Stocks close lower as rate fears return
NEW YORK » Stocks closed mostly lower yesterday on resurgent fears of rising interest rates. Investors sold as bond yields remained high, government data showed wages rising and a Federal Reserve official warned more interest rate hikes may be needed.
Wall Street was nervously watching the Treasury market after yields surged Monday to their strongest level since June 2004, pushed up by investor worries about inflation in the United States and rising interest rates in Japan and Europe. The yield on the 10-year Treasury note Tuesday fell to 4.73 percent from 4.74 percent late Monday.
Rising interest rates would not only make loans to consumers and businesses more expensive, they could also make bonds a more attractive investment than stocks.
"It seems like the stock market is finally recognizing what happened to the bond market," said Frank Gannon, senior equity portfolio manager, AIG SunAmerica Mutual Funds.
The Dow Jones industrial average rose 22.10, or 0.2 percent, to 10,980.69. The 30-stock index gained as companies such as Honeywell International Inc. and Procter & Gamble Co. rose. The Dow Jones industrial average fell 63.00, or 0.57 percent, on Monday.
Broader stock indicators were lower.
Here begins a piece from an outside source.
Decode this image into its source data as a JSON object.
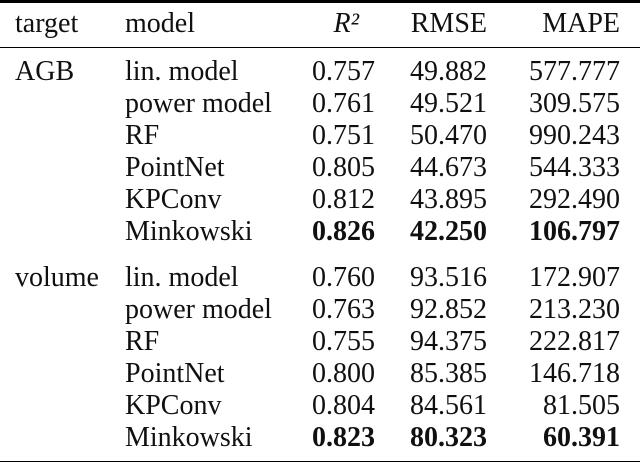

The Standard & Poor's 500 index fell 2.38, or 0.19 percent, to 1,275.88, and the Nasdaq composite index fell 17.65, or 0.77 percent, to 2,268.38.
Declining issues led advancers by nearly 3 to 1 on the New York Stock Exchange.
In economic news, wage pressures accelerated at the fastest pace in a year, according to Labor Department data, intensifying inflation concerns. Revised figures from the Labor Department showed the efficiency of American workers declined in the final three months of 2005, the first time that has happened in more than four years.
Analysts said investors were also spooked by a hawkish interview with St. Louis Fed President William Poole, published by the Reuters news service. "Should we get the data in coming months that are consistently strong, particularly if there are substantial upside surprises, then that says we're going to have to step a little harder on the brake," he said. Poole is not a voting member of the policy-making Federal Open Markets Committee this year.
Poole's comments and a Lehman Brothers forecast of 5.5 percent federal funds rates, up from the current rate of 4.5 percent, has convinced Wall Street that interest rates are going higher than investors had hoped.